BMCR 2006.01.45

Hidden Presences. Monuments, Gravesites, and Corpses in Greek Funerary Epigram. Hellenistica Groningana X

, Hidden presences : monuments, gravesites, and corpses in Greek funerary epigram. Hellenistica Groningana ; v. 10. Leuven: Peeters, 2005. ix, 201 pages ; 25 cm.. ISBN 9042916419. €40.00.

Le livre de Jon Steffen Bruss (JSB ci-après) est le dixième volume de la série Hellenistica groningana, dont les trois premiers numéros parurent chez Egbert Forsten et les sept suivants furent publiés par Peeters. Cette série accueille les Proceedings of the Groningen Workshops on Hellenistic Poetry, de même que des monographies, souvent des versions révisées des thèses de doctorat (PhD) de jeunes spécialistes reconnus. Hidden Presences s’inscrit dans cette seconde catégorie.
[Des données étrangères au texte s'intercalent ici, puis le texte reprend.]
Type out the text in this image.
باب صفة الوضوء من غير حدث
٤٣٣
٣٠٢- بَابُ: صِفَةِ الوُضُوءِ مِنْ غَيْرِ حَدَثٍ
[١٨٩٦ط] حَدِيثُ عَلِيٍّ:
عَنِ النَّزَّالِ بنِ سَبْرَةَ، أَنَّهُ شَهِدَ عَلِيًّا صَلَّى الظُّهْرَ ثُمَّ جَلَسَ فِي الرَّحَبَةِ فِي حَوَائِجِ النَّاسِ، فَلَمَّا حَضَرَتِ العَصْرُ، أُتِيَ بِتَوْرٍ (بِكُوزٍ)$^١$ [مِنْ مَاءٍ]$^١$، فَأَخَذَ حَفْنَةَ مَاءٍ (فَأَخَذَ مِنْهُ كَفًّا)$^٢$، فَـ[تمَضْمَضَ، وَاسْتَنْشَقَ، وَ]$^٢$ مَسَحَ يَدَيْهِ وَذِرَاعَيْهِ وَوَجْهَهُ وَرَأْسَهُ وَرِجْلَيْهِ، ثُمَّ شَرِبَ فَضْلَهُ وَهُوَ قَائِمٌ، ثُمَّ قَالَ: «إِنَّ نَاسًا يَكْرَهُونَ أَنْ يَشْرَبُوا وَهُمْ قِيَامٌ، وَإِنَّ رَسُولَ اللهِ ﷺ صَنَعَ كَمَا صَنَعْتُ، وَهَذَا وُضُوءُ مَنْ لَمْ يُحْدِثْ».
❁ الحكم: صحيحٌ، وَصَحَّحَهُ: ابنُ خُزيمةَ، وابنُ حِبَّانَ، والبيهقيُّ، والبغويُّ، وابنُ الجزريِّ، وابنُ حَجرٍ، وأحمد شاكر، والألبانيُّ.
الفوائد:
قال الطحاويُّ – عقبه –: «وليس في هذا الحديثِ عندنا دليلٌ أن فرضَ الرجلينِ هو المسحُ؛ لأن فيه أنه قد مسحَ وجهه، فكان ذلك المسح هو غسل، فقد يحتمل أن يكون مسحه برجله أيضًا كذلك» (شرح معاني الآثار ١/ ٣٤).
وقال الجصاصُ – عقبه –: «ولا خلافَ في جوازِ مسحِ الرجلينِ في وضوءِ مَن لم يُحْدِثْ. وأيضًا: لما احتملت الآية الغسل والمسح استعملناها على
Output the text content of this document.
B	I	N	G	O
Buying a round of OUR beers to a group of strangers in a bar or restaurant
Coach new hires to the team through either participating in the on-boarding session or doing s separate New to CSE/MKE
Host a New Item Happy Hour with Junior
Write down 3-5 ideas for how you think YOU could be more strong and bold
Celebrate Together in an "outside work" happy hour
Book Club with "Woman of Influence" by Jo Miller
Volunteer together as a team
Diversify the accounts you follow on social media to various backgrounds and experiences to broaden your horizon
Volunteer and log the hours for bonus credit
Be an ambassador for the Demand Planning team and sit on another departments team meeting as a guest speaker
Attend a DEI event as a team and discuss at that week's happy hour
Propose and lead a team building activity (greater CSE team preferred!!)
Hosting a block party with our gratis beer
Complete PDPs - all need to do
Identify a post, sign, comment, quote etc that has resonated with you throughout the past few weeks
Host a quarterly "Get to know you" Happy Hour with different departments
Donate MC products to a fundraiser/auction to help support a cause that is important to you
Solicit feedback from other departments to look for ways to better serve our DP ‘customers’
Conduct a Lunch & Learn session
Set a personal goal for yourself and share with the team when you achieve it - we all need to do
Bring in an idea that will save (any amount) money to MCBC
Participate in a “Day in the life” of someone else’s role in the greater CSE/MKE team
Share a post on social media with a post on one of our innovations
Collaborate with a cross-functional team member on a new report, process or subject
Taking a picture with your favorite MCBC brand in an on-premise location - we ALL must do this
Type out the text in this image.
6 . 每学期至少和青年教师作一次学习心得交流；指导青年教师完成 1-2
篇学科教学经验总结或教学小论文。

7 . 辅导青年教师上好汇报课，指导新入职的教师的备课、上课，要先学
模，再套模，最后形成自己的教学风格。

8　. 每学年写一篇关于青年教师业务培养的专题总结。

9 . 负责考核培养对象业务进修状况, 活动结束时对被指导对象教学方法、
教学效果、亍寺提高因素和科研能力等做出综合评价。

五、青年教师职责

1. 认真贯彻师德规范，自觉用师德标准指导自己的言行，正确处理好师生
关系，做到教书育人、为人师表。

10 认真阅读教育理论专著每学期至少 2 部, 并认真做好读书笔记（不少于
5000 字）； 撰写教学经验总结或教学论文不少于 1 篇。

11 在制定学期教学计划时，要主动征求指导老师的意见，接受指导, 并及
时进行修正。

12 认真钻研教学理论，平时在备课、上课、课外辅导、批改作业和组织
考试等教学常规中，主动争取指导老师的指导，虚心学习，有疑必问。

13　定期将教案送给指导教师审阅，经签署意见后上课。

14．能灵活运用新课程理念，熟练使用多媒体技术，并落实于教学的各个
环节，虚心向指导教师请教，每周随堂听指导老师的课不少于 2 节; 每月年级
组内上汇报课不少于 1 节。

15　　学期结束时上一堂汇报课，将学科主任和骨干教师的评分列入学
Ainsi que le souhaite son auteur, ce livre charme le lecteur de poésie épigrammatique. JSB analyse en effet avec une grande sensibilité littéraire des textes qu’il aime et dont il sait faire apprécier la saveur à son lecteur, tout en montrant la rigueur philologique requise par la discipline et l’objet d’étude.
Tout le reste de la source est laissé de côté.